Math Learning Disabilities among Young Adults in College: Structure, Identification, and Validation

Effective Years: 2018-2024

Many more students are enrolled in community college (CC) than in four-year colleges and universities, and many more students take developmental (remedial) math at CC than at four-year institutions. However, failure rates in these courses are high, and failure of developmental math is a significant barrier to STEM participation. There is surprisingly little data about the specific skill deficits and sociodemographic and personal barriers that contribute to this situation. It is likely that prior education, entry level mathematical skills, motivation, self-regulation, and affective factors contribute, in conjunction with work/family/financial considerations. However, these factors have not been considered together. This project will seek to identify the factors that underlie developmental math failure and how these factors fit together. It will use this information to develop a novel approach to identify mathematics learning disability (MLD). The project then aims to validate this approach by monitoring physiological factors that may qualitatively differentiate MLD from other difficulties. This project aims to enhance theories about how math skills develop and are affected by these factors, and address how to identify MLD at the college level. The results may point to potential avenues to identify and remediate these difficulties, which would be useful for improving student success in college.

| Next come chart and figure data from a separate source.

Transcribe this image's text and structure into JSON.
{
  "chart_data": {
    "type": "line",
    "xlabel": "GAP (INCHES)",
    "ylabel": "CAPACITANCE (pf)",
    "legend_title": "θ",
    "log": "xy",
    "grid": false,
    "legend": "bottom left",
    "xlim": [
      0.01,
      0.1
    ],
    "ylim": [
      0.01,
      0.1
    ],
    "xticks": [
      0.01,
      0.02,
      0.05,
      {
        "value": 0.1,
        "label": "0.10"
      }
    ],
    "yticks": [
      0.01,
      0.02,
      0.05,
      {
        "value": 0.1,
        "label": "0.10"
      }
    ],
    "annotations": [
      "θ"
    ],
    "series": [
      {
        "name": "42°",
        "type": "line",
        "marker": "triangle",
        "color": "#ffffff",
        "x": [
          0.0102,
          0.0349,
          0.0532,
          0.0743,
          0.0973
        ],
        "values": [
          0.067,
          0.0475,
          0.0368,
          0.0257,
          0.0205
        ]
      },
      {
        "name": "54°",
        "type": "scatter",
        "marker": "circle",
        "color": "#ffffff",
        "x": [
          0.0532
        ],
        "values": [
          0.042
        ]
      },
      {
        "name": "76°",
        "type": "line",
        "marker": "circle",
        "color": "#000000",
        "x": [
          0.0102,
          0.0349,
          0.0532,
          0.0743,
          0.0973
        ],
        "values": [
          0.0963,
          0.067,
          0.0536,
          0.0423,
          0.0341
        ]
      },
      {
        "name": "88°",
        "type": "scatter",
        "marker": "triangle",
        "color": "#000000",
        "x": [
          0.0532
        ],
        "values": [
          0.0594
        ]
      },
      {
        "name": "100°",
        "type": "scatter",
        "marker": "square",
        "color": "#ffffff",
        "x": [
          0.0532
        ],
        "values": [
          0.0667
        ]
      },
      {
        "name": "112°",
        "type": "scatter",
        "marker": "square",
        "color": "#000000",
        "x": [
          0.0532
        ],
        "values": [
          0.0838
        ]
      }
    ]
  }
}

This project will enroll three types of first-time-in-college students: students in CC taking developmental math; students in CC taking course-credit mathematics; and students in a four-year university taking college algebra. The population is highly relevant to broadening STEM participation among college students with math difficulty, since it takes place within a highly diverse sociodemographic setting (Houston, Texas). The team will enroll 1050 students (primarily those in CC developmental math), and evaluate a model of how cognitive, mathematical, affective, motivational, and demographic characteristics intersect, using structural equation modeling. Data analysis plans involve latent class models to identify potential MLD students, with key criteria being (a) demonstrated math weakness as indicated by enrollment in developmental math; and (b) failure of that course. The team will compare this method of identification with standard identification models, specifically low achievement and discrepancy models. Validation of developed models will involve qualitative comparisons between MLD and other students with math difficulty, by observing and analyzing in-vivo math performance using multimodal data capture and analysis focused on physiological response.

This project is supported by NSF's EHR Core Research (ECR) program. The ECR program emphasizes fundamental STEM education research that generates foundational knowledge in the field. Investments are made in critical areas that are essential, broad, and enduring: STEM learning and STEM learning environments, broadening participation in STEM, and STEM workforce development. The program supports the accumulation of robust evidence to inform efforts to understand, build theory to explain, and suggest intervention and innovations to address persistent challenges in STEM interest, education, learning and participation.

This award reflects NSF's statutory mission and has been deemed worthy of support through evaluation using the Foundation's intellectual merit and broader impacts review criteria.